特例納付制度というのは、2年前までの分しか納められない国民年金を、遡り一括して納めることを可能にした特例の制度のことです。これは納付期間が足りなかったりした人等を、救済する為に設けました。過去には1970年~1980年に3回実施されています。
その当時、国民年金の納付は市町村の窓口で受け付けていましたが、特例納付については省令で、市町村では受け付けられないことになっていたので、社会保険事務所に納めていました。
ところがその後、国民年金をめぐるトラブルが多発し、今年になって年金記録不備問題が大きくクローズアップされてしまいました。更に、この特例納付制度を利用して年金を納めた人の記録が、消えているという人も出てきました。しかし社会保健事務所の対応は、領収書が無ければ認められないとのことでした。
今年7月には、自民党の中川昭一政調会長はNHKの番組で、公的年金保険料の納付記録漏れ問題に関連して、特例納付制度の運用を弾力的に見直す必要があるとの認識を示しました。そして社会保険庁の体質改善、領収書が無い場合には支給の可否を判断する第3者委員会の設置など、対策が検討されているところです。
特に、この年金問題は対応が急がれる問題であり、現在の社会保険庁では時間を延長して年金記録の突き合わせを実施して、対応をしています。
そして、政府は予算の総額を示していませんが、自民党内には「1千億円程度の税負担が必要」との予測もあります。また政府は、年金対策の全容を国民に示し説明すべきである、という声も多くあがっています。
年金未納問題についてご紹介します。日本の年金制度というものは「国民皆年金」でありますので、全ての国民が年金を受給できる制度となっています。しかし、国民年金保険料(第1号被保険者)の納付率は非常に低い状態でした。2002年(平成14年)度は62.8%(最終納付率66.9%)と、およそ3人に1人が国民年金の保険料を納めていないということが広まりました。
そこで、2003年に厚生労働省と地方社会保険事務局に国民年金特別対策本部が設置されました。女優の江角マキコさんを起用し、テレビCMやポスターなどで国民年金の納付を呼びかけました。しかしながら翌年には当の本人自身が国民年金に未加入であり未納期間があったことが判明したため謝罪会見をおこないました。そして行政への批判が強まりました。

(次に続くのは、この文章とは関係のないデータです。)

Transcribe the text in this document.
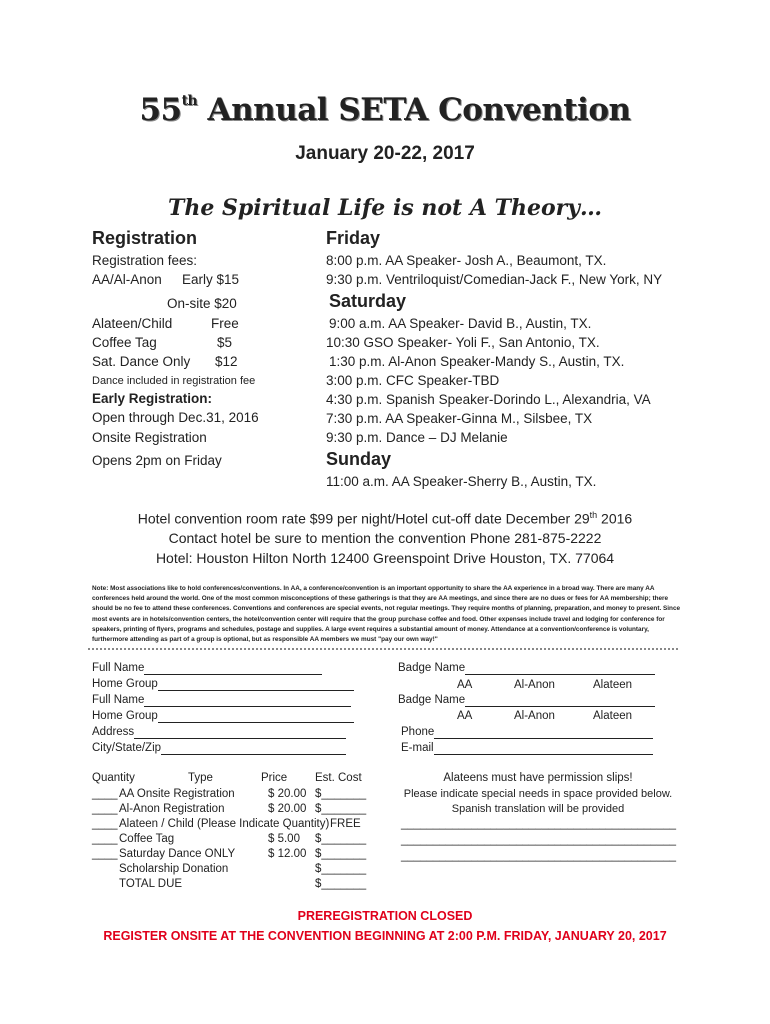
55th Annual SETA Convention
January 20-22, 2017
The Spiritual Life is not A Theory…
Registration
Registration fees:
AA/Al-Anon Early $15
On-site $20
Alateen/Child	Free
Coffee Tag	$5
Sat. Dance Only $12
Dance included in registration fee
Early Registration:
Open through Dec.31, 2016
Onsite Registration
Opens 2pm on Friday
Friday
8:00 p.m. AA Speaker- Josh A., Beaumont, TX.
9:30 p.m. Ventriloquist/Comedian-Jack F., New York, NY
Saturday
9:00 a.m. AA Speaker- David B., Austin, TX.
10:30 GSO Speaker- Yoli F., San Antonio, TX.
1:30 p.m. Al-Anon Speaker-Mandy S., Austin, TX.
3:00 p.m. CFC Speaker-TBD
4:30 p.m. Spanish Speaker-Dorindo L., Alexandria, VA
7:30 p.m. AA Speaker-Ginna M., Silsbee, TX
9:30 p.m. Dance – DJ Melanie
Sunday
11:00 a.m. AA Speaker-Sherry B., Austin, TX.
Hotel convention room rate $99 per night/Hotel cut-off date December 29th 2016
Contact hotel be sure to mention the convention Phone 281-875-2222
Hotel: Houston Hilton North 12400 Greenspoint Drive Houston, TX. 77064
Note: Most associations like to hold conferences/conventions. In AA, a conference/convention is an important opportunity to share the AA experience in a broad way. There are many AA conferences held around the world. One of the most common misconceptions of these gatherings is that they are AA meetings, and since there are no dues or fees for AA membership; there should be no fee to attend these conferences. Conventions and conferences are special events, not regular meetings. They require months of planning, preparation, and money to present. Since most events are in hotels/convention centers, the hotel/convention center will require that the group purchase coffee and food. Other expenses include travel and lodging for conference for speakers, printing of flyers, programs and schedules, postage and supplies. A large event requires a substantial amount of money. Attendance at a convention/conference is voluntary, furthermore attending as part of a group is optional, but as responsible AA members we must "pay our own way!"
Full Name
Home Group
Full Name
Home Group
Address
City/State/Zip
Badge Name
AA	Al-Anon	Alateen
Badge Name
AA	Al-Anon	Alateen
Phone
E-mail
Quantity	Type	Price Est. Cost
____ AA Onsite Registration	$ 20.00 $_______
____ Al-Anon Registration	$ 20.00 $_______
____ Alateen / Child (Please Indicate Quantity) FREE
____ Coffee Tag	$ 5.00 $_______
____ Saturday Dance ONLY	$ 12.00 $_______
Scholarship Donation	$_______
TOTAL DUE	$_______
Alateens must have permission slips!
Please indicate special needs in space provided below.
Spanish translation will be provided
___________________________________________
___________________________________________
___________________________________________
PREREGISTRATION CLOSED
REGISTER ONSITE AT THE CONVENTION BEGINNING AT 2:00 P.M. FRIDAY, JANUARY 20, 2017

しかし、年金が未納だったのは江角さんだけではありません。その当時の閣僚や議員の中にもたくさんいることが判明しました。「未納3兄弟」というように揶揄されたこともありました。未納を生み出す年金制度の方に問題があるというような展開になりました。結果的にいえば、江角さんは潔い謝罪を行ったことが好評価となったのです。